Q: Is there a condition which you would condemn utilizing a steroid injection to treat?
A: Several panelists have reservations about injecting the Achilles tendon area. Dr. Richie says he would never inject the tendo-Achilles of an athlete. Dr. Losito points out that injecting a tendon insertion such as the Achilles would be contraindicated even in a non-athlete.
In addition, Dr. Losito opposes injecting steroids more than twice in any given area of the foot. He notes that he condemns injecting steroids in lateral ankle ligaments when pain or instability are present.
Similarly, Dr. Pribut would not inject into a tendon sheath and also does not recommend injecting around the Achilles tendon. “I would not numb and inject someone before he or she is about to participate in ballistic exercise,” he explains.
Although he would not “condemn” such usage, Dr. Saxena is uncomfortable with injecting most weightbearing tendons.
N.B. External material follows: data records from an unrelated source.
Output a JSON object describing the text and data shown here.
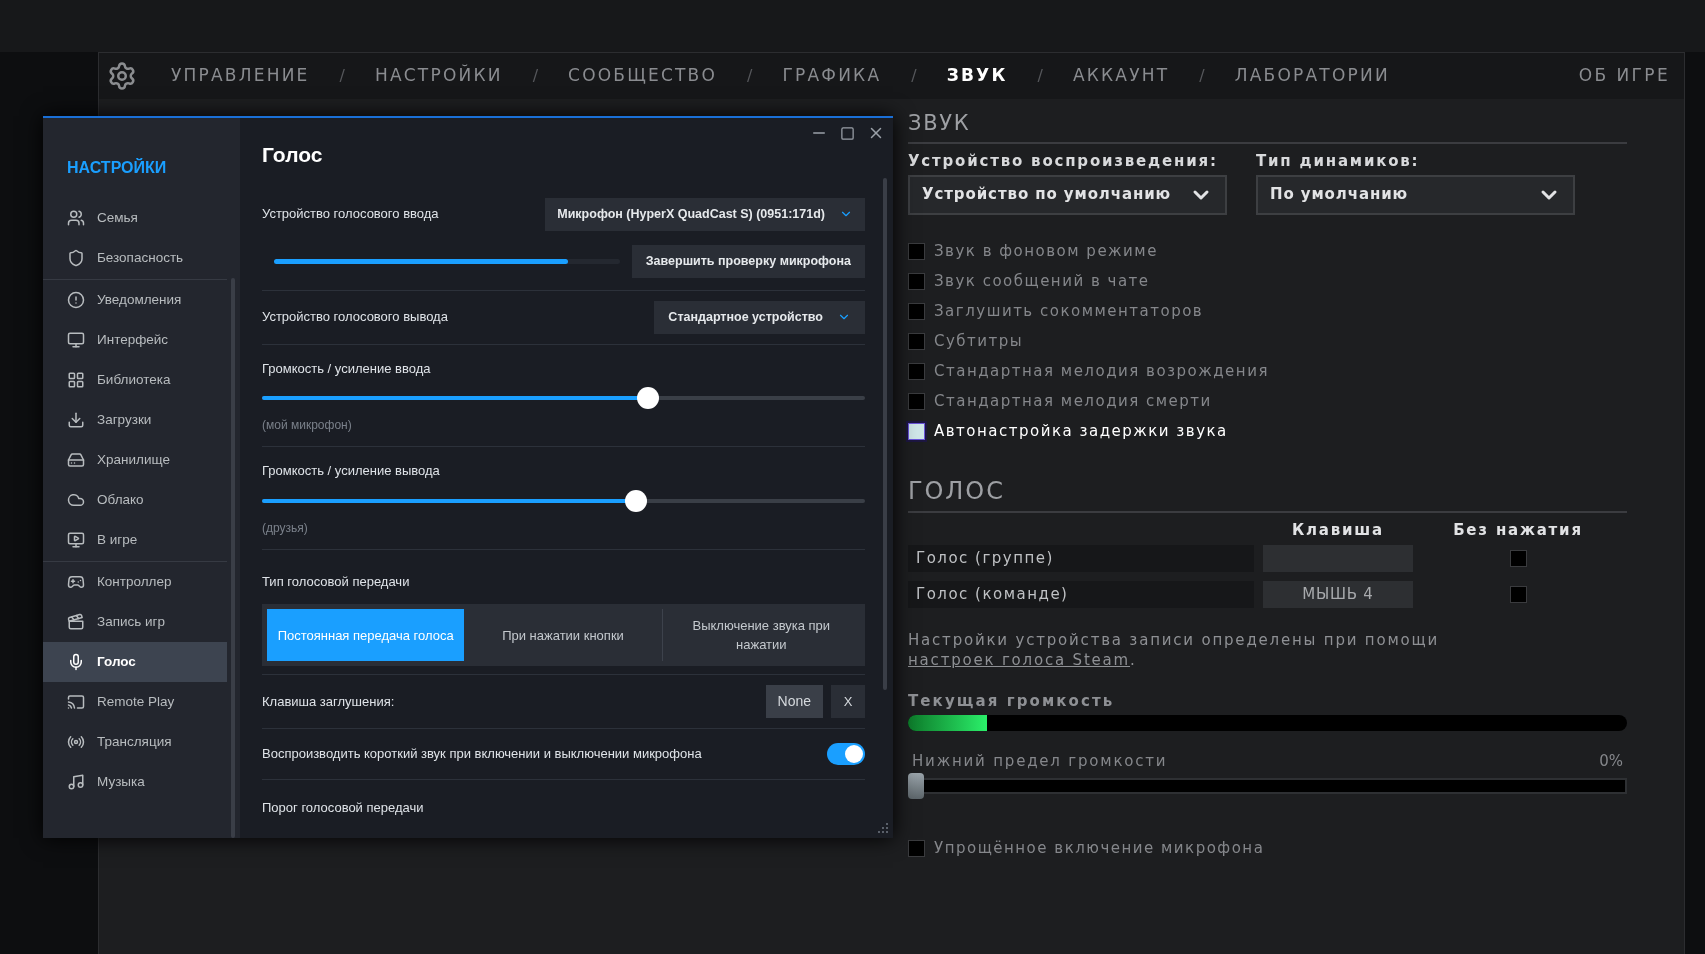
{
  "top_nav": {
    "items": [
      {
        "label": "УПРАВЛЕНИЕ",
        "selected": false
      },
      {
        "label": "НАСТРОЙКИ",
        "selected": false
      },
      {
        "label": "СООБЩЕСТВО",
        "selected": false
      },
      {
        "label": "ГРАФИКА",
        "selected": false
      },
      {
        "label": "ЗВУК",
        "selected": true
      },
      {
        "label": "АККАУНТ",
        "selected": false
      },
      {
        "label": "ЛАБОРАТОРИИ",
        "selected": false
      }
    ],
    "separators": [
      "/",
      "/",
      "/",
      "/",
      "/",
      "/"
    ],
    "about": "ОБ ИГРЕ"
  },
  "steam_window": {
    "sidebar": {
      "title": "НАСТРОЙКИ",
      "groups": [
        [
          {
            "label": "Семья",
            "selected": false
          },
          {
            "label": "Безопасность",
            "selected": false
          }
        ],
        [
          {
            "label": "Уведомления",
            "selected": false
          },
          {
            "label": "Интерфейс",
            "selected": false
          },
          {
            "label": "Библиотека",
            "selected": false
          },
          {
            "label": "Загрузки",
            "selected": false
          },
          {
            "label": "Хранилище",
            "selected": false
          },
          {
            "label": "Облако",
            "selected": false
          },
          {
            "label": "В игре",
            "selected": false
          }
        ],
        [
          {
            "label": "Контроллер",
            "selected": false
          },
          {
            "label": "Запись игр",
            "selected": false
          },
          {
            "label": "Голос",
            "selected": true
          },
          {
            "label": "Remote Play",
            "selected": false
          },
          {
            "label": "Трансляция",
            "selected": false
          },
          {
            "label": "Музыка",
            "selected": false
          }
        ]
      ]
    },
    "title": "Голос",
    "input_device": {
      "label": "Устройство голосового ввода",
      "value": "Микрофон (HyperX QuadCast S) (0951:171d)"
    },
    "mic_test": {
      "level": 0.85,
      "button": "Завершить проверку микрофона"
    },
    "output_device": {
      "label": "Устройство голосового вывода",
      "value": "Стандартное устройство"
    },
    "sliders": [
      {
        "label": "Громкость / усиление ввода",
        "level": 0.64,
        "caption": "(мой микрофон)"
      },
      {
        "label": "Громкость / усиление вывода",
        "level": 0.62,
        "caption": "(друзья)"
      }
    ],
    "transmission": {
      "label": "Тип голосовой передачи",
      "options": [
        {
          "label": "Постоянная передача голоса",
          "selected": true
        },
        {
          "label": "При нажатии кнопки",
          "selected": false
        },
        {
          "label": "Выключение звука при нажатии",
          "selected": false
        }
      ]
    },
    "mute_key": {
      "label": "Клавиша заглушения:",
      "value": "None",
      "clear": "X"
    },
    "beep_toggle": {
      "label": "Воспроизводить короткий звук при включении и выключении микрофона",
      "on": true
    },
    "threshold": {
      "label": "Порог голосовой передачи"
    }
  },
  "sound": {
    "title": "ЗВУК",
    "playback": {
      "label": "Устройство воспроизведения:",
      "value": "Устройство по умолчанию"
    },
    "speakers": {
      "label": "Тип динамиков:",
      "value": "По умолчанию"
    },
    "options": [
      {
        "label": "Звук в фоновом режиме",
        "checked": false
      },
      {
        "label": "Звук сообщений в чате",
        "checked": false
      },
      {
        "label": "Заглушить сокомментаторов",
        "checked": false
      },
      {
        "label": "Субтитры",
        "checked": false
      },
      {
        "label": "Стандартная мелодия возрождения",
        "checked": false
      },
      {
        "label": "Стандартная мелодия смерти",
        "checked": false
      },
      {
        "label": "Автонастройка задержки звука",
        "checked": true
      }
    ]
  },
  "voice": {
    "title": "ГОЛОС",
    "columns": [
      "Клавиша",
      "Без нажатия"
    ],
    "rows": [
      {
        "name": "Голос (группе)",
        "checked": false
      },
      {
        "name": "Голос (команде)",
        "key": "МЫШЬ 4",
        "checked": false
      }
    ],
    "note": {
      "text": "Настройки устройства записи определены при помощи ",
      "link": "настроек голоса Steam",
      "after": "."
    },
    "current_volume": {
      "label": "Текущая громкость",
      "level": 0.11
    },
    "threshold": {
      "label": "Нижний предел громкости",
      "reading": "0%",
      "level": 0
    },
    "simple_mic": {
      "label": "Упрощённое включение микрофона",
      "checked": false
    }
  }
}
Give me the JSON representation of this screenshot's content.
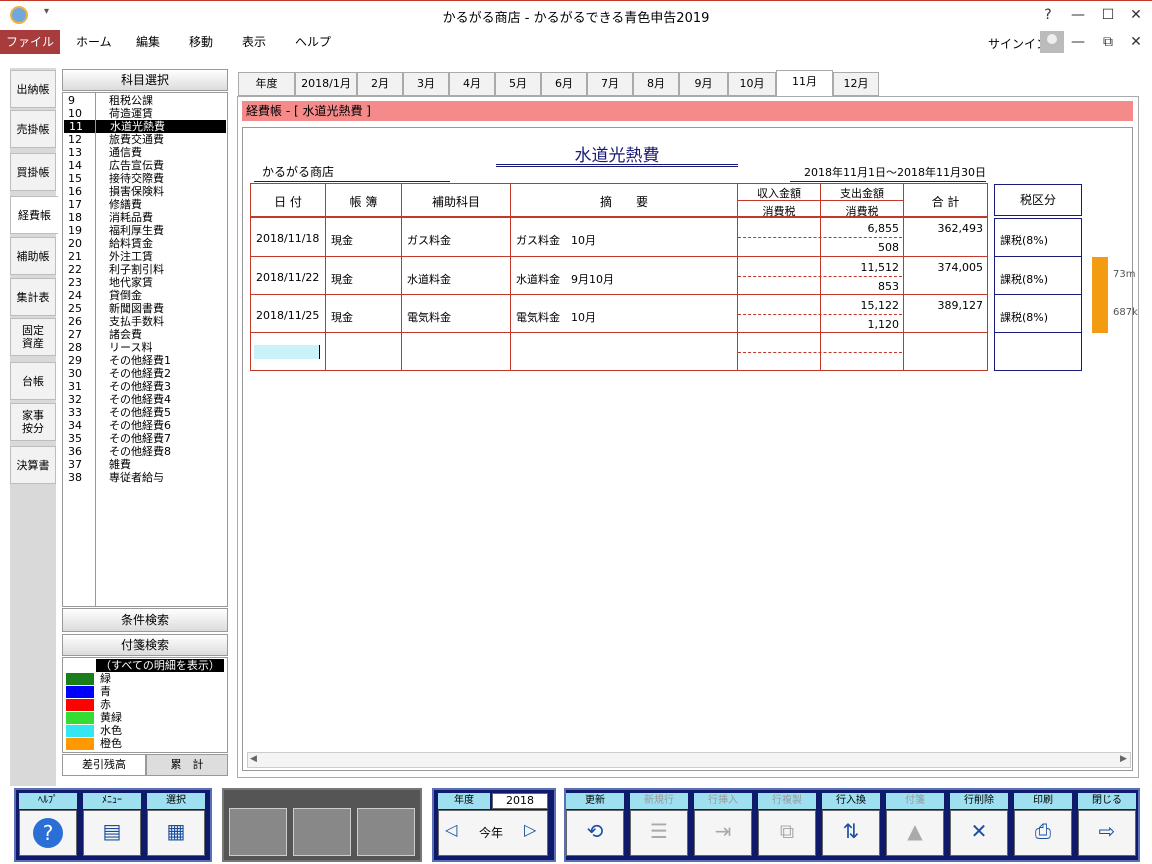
{
  "window": {
    "title": "かるがる商店 - かるがるできる青色申告2019",
    "help": "?",
    "minimize": "—",
    "maximize": "☐",
    "close": "✕"
  },
  "menu": {
    "file": "ファイル",
    "home": "ホーム",
    "edit": "編集",
    "move": "移動",
    "view": "表示",
    "help": "ヘルプ",
    "signin": "サインイン",
    "sub_min": "—",
    "sub_restore": "⧉",
    "sub_close": "✕"
  },
  "left_tabs": [
    "出納帳",
    "売掛帳",
    "買掛帳",
    "経費帳",
    "補助帳",
    "集計表",
    "固定\n資産",
    "台帳",
    "家事\n按分",
    "決算書"
  ],
  "account_panel": {
    "header": "科目選択",
    "items": [
      {
        "no": "9",
        "name": "租税公課"
      },
      {
        "no": "10",
        "name": "荷造運賃"
      },
      {
        "no": "11",
        "name": "水道光熱費"
      },
      {
        "no": "12",
        "name": "旅費交通費"
      },
      {
        "no": "13",
        "name": "通信費"
      },
      {
        "no": "14",
        "name": "広告宣伝費"
      },
      {
        "no": "15",
        "name": "接待交際費"
      },
      {
        "no": "16",
        "name": "損害保険料"
      },
      {
        "no": "17",
        "name": "修繕費"
      },
      {
        "no": "18",
        "name": "消耗品費"
      },
      {
        "no": "19",
        "name": "福利厚生費"
      },
      {
        "no": "20",
        "name": "給料賃金"
      },
      {
        "no": "21",
        "name": "外注工賃"
      },
      {
        "no": "22",
        "name": "利子割引料"
      },
      {
        "no": "23",
        "name": "地代家賃"
      },
      {
        "no": "24",
        "name": "貸倒金"
      },
      {
        "no": "25",
        "name": "新聞図書費"
      },
      {
        "no": "26",
        "name": "支払手数料"
      },
      {
        "no": "27",
        "name": "諸会費"
      },
      {
        "no": "28",
        "name": "リース料"
      },
      {
        "no": "29",
        "name": "その他経費1"
      },
      {
        "no": "30",
        "name": "その他経費2"
      },
      {
        "no": "31",
        "name": "その他経費3"
      },
      {
        "no": "32",
        "name": "その他経費4"
      },
      {
        "no": "33",
        "name": "その他経費5"
      },
      {
        "no": "34",
        "name": "その他経費6"
      },
      {
        "no": "35",
        "name": "その他経費7"
      },
      {
        "no": "36",
        "name": "その他経費8"
      },
      {
        "no": "37",
        "name": "雑費"
      },
      {
        "no": "38",
        "name": "専従者給与"
      }
    ],
    "selected_index": 2,
    "condition_search": "条件検索",
    "tag_search": "付箋検索",
    "tag_all": "（すべての明細を表示）",
    "tags": [
      {
        "label": "緑",
        "color": "#1a7f1a"
      },
      {
        "label": "青",
        "color": "#0000ff"
      },
      {
        "label": "赤",
        "color": "#ff0000"
      },
      {
        "label": "黄緑",
        "color": "#33dd33"
      },
      {
        "label": "水色",
        "color": "#33e6f2"
      },
      {
        "label": "橙色",
        "color": "#ff9900"
      }
    ],
    "balance_tab": "差引残高",
    "cumulative_tab": "累　計"
  },
  "month_tabs": [
    "年度",
    "2018/1月",
    "2月",
    "3月",
    "4月",
    "5月",
    "6月",
    "7月",
    "8月",
    "9月",
    "10月",
    "11月",
    "12月"
  ],
  "active_month_index": 11,
  "ledger": {
    "header_bar": "経費帳 - [ 水道光熱費 ]",
    "title": "水道光熱費",
    "company": "かるがる商店",
    "period": "2018年11月1日～2018年11月30日",
    "columns": {
      "date": "日 付",
      "book": "帳 簿",
      "sub": "補助科目",
      "desc": "摘　　要",
      "income": "収入金額",
      "income_tax": "消費税",
      "expense": "支出金額",
      "expense_tax": "消費税",
      "total": "合 計",
      "tax_class": "税区分"
    },
    "rows": [
      {
        "date": "2018/11/18",
        "book": "現金",
        "sub": "ガス料金",
        "desc": "ガス料金　10月",
        "income": "",
        "income_tax": "",
        "expense": "6,855",
        "expense_tax": "508",
        "total": "362,493",
        "tax": "課税(8%)",
        "tag": ""
      },
      {
        "date": "2018/11/22",
        "book": "現金",
        "sub": "水道料金",
        "desc": "水道料金　9月10月",
        "income": "",
        "income_tax": "",
        "expense": "11,512",
        "expense_tax": "853",
        "total": "374,005",
        "tax": "課税(8%)",
        "tag": "73m"
      },
      {
        "date": "2018/11/25",
        "book": "現金",
        "sub": "電気料金",
        "desc": "電気料金　10月",
        "income": "",
        "income_tax": "",
        "expense": "15,122",
        "expense_tax": "1,120",
        "total": "389,127",
        "tax": "課税(8%)",
        "tag": "687k"
      }
    ],
    "tag_color": "#f39c12"
  },
  "toolbar": {
    "help": "ﾍﾙﾌﾟ",
    "menu": "ﾒﾆｭｰ",
    "select": "選択",
    "year_label": "年度",
    "year_value": "2018",
    "this_year": "今年",
    "refresh": "更新",
    "new_row": "新規行",
    "insert_row": "行挿入",
    "copy_row": "行複製",
    "swap_row": "行入換",
    "tag": "付箋",
    "delete_row": "行削除",
    "print": "印刷",
    "close": "閉じる"
  }
}
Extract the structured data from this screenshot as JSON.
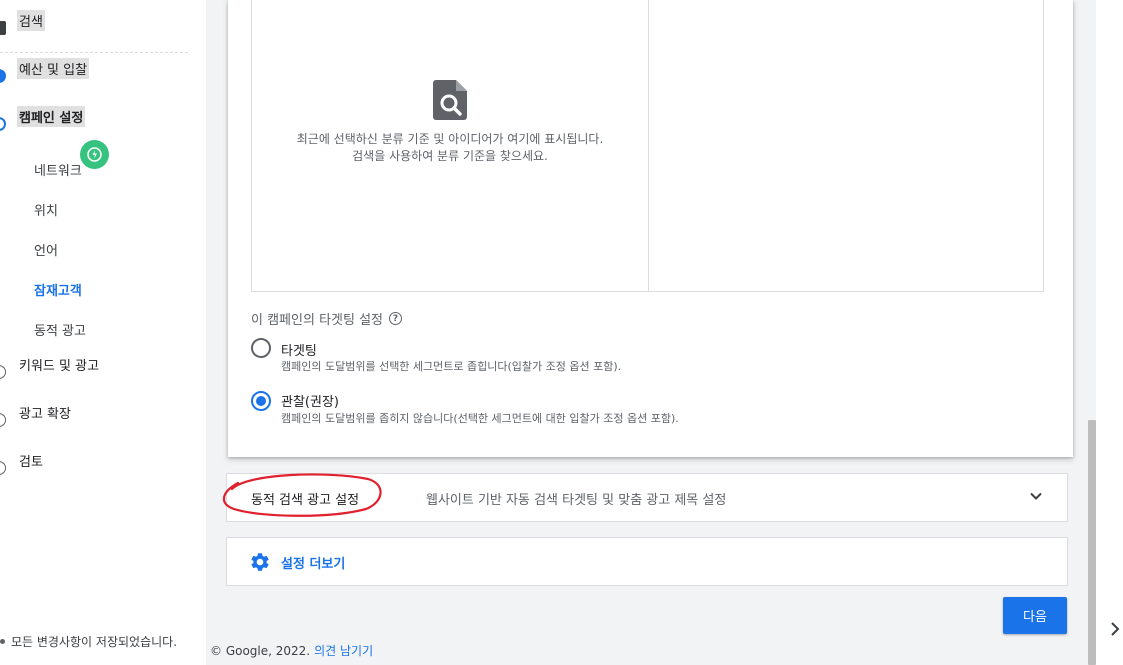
{
  "sidebar": {
    "steps": [
      {
        "label": "검색",
        "state": "search"
      },
      {
        "label": "예산 및 입찰",
        "state": "done"
      },
      {
        "label": "캠페인 설정",
        "state": "current"
      },
      {
        "label": "키워드 및 광고",
        "state": "todo"
      },
      {
        "label": "광고 확장",
        "state": "todo"
      },
      {
        "label": "검토",
        "state": "todo"
      }
    ],
    "substeps": [
      "네트워크",
      "위치",
      "언어",
      "잠재고객",
      "동적 광고"
    ],
    "active_substep": "잠재고객",
    "saved_status": "모든 변경사항이 저장되었습니다."
  },
  "audience_panel": {
    "empty_line1": "최근에 선택하신 분류 기준 및 아이디어가 여기에 표시됩니다.",
    "empty_line2": "검색을 사용하여 분류 기준을 찾으세요."
  },
  "targeting": {
    "title": "이 캠페인의 타겟팅 설정",
    "selected": "observation",
    "options": [
      {
        "id": "targeting",
        "label": "타겟팅",
        "desc": "캠페인의 도달범위를 선택한 세그먼트로 좁힙니다(입찰가 조정 옵션 포함)."
      },
      {
        "id": "observation",
        "label": "관찰(권장)",
        "desc": "캠페인의 도달범위를 좁히지 않습니다(선택한 세그먼트에 대한 입찰가 조정 옵션 포함)."
      }
    ]
  },
  "dsa_row": {
    "title": "동적 검색 광고 설정",
    "desc": "웹사이트 기반 자동 검색 타겟팅 및 맞춤 광고 제목 설정"
  },
  "more_settings": "설정 더보기",
  "next_button": "다음",
  "footer": {
    "copyright": "© Google, 2022.",
    "feedback_link": "의견 남기기"
  },
  "colors": {
    "accent": "#1a73e8",
    "annotation": "#e0202c",
    "badge": "#35c37f"
  }
}
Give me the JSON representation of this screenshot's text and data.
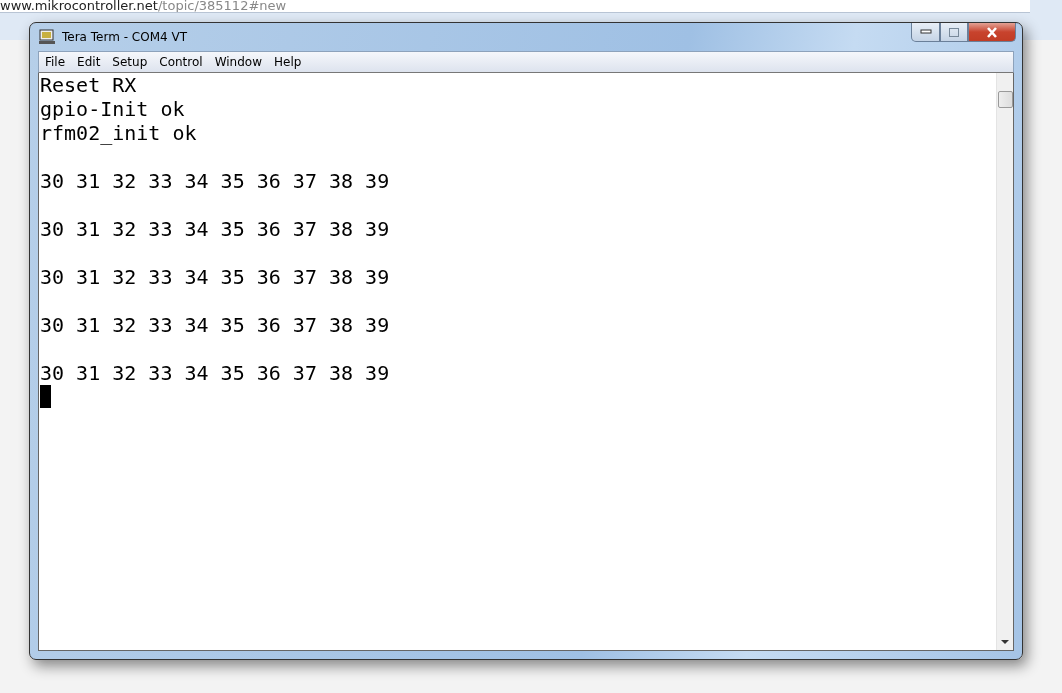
{
  "browser": {
    "url_host": "www.mikrocontroller.net",
    "url_path": "/topic/385112#new"
  },
  "window": {
    "title": "Tera Term - COM4 VT",
    "active": true
  },
  "menu": [
    {
      "label": "File"
    },
    {
      "label": "Edit"
    },
    {
      "label": "Setup"
    },
    {
      "label": "Control"
    },
    {
      "label": "Window"
    },
    {
      "label": "Help"
    }
  ],
  "terminal": {
    "blocks": [
      [
        "Reset RX",
        "gpio-Init ok",
        "rfm02_init ok"
      ],
      [
        "30 31 32 33 34 35 36 37 38 39"
      ],
      [
        "30 31 32 33 34 35 36 37 38 39"
      ],
      [
        "30 31 32 33 34 35 36 37 38 39"
      ],
      [
        "30 31 32 33 34 35 36 37 38 39"
      ],
      [
        "30 31 32 33 34 35 36 37 38 39"
      ]
    ],
    "cursor": true
  }
}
However, he says from a posterior approach, one can inject the flexor hallucis longus tendon in the back of the ankle for impingement and stenosing tenosynovitis.
Dr. Lowe does not recommend injecting a corticosteroid into or around the Achilles tendon or the retrocalcaneal bursa. He cites research by Iwanami showing that betamethasone (Celestone Soluspan, Schering Plough) caused apoptosis and therefore contributed to the weakening and degradation of the tendon structure.1
Q: What factors do you consider when deciding to use a steroid injection?
A: First, Dr. Lowe considers the history and the duration of the injury. He notes that injuries and inflammatory conditions with a long, ongoing history will not have healthy tissue and the corticosteroid injection will cause further tissue degradation and possible rupture.
Dr. Losito considers the patient’s age and when the athlete must return to play or practice. Dr. Lowe concurs, emphasizing the importance of a high level athlete being able to take a minimum of a week off from high intensity workouts before returning to high level activities so as to not compromise tissue and proprioceptive protective skills.